Long before our own rulers have finished arguing over the ethics of differential outcomes and digital redress schemes, we shall have downloaded the Chinese version. It will be faster, leaner, unrepentant, and cheap. It will diagnose our ailments before the NHS receptionist has finished typing in out names with two fingers. And for all the blather about “strategic independence,” it will be too useful to ban.
This is the paradox: we may yet be saved by the ambitions of a rival empire. The miracle will come, not because our rulers allow it, but because they fail to suppress it.
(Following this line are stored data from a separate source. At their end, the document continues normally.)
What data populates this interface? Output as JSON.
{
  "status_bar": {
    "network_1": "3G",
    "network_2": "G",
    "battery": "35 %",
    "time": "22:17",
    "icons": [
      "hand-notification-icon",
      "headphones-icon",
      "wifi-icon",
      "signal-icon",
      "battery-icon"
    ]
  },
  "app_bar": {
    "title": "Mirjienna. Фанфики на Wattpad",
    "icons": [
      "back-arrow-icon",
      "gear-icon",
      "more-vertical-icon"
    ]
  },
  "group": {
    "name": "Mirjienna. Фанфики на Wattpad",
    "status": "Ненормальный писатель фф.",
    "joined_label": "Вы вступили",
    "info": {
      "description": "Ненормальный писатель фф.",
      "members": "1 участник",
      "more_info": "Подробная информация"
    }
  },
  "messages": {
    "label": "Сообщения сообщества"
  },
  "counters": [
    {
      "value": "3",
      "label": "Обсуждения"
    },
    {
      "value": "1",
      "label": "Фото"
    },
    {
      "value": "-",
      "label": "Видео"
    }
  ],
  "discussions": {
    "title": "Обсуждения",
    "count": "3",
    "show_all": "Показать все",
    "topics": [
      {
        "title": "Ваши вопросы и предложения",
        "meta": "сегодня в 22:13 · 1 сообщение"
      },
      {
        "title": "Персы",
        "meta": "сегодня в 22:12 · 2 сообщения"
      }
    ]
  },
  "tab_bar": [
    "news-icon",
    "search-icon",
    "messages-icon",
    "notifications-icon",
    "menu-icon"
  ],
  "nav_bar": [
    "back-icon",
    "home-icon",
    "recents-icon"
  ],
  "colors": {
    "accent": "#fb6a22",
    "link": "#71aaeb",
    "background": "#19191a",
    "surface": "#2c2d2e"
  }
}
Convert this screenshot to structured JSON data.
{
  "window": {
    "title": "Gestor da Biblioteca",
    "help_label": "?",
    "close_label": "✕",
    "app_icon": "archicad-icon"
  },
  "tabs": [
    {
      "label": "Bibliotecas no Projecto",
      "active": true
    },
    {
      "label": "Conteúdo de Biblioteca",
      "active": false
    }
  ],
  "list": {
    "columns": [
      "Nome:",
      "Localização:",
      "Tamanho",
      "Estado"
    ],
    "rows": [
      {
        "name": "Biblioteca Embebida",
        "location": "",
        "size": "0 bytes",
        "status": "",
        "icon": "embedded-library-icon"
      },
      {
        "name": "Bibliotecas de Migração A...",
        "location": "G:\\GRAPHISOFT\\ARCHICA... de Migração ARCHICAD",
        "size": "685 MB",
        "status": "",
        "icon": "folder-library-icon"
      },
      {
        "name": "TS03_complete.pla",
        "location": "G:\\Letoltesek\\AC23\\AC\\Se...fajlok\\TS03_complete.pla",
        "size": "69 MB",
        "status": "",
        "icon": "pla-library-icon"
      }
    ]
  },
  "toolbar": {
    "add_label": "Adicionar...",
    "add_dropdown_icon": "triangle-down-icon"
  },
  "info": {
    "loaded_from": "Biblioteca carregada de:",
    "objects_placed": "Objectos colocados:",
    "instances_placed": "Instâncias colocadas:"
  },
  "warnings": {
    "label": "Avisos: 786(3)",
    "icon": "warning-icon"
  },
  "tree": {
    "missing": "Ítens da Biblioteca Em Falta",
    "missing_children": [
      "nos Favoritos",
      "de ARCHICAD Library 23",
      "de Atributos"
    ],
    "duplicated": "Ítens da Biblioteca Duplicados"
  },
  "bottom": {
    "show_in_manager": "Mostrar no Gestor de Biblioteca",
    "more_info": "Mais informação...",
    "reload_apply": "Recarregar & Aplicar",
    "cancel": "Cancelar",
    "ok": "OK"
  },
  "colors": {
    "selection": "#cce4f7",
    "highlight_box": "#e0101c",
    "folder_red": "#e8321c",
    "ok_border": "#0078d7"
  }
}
The black market will become the free market. The open-source clone will become the real product. What was denounced will become indispensable.
After thousands of generations of wallowing in mud and blood and filth—after millennia of early death, aching joints, and bad teeth—we are now in a position to reach for the stars. If we do, it will not be thanks to those who rule us, but in spite of them.
They will still try to stop us. But this time, they may fail.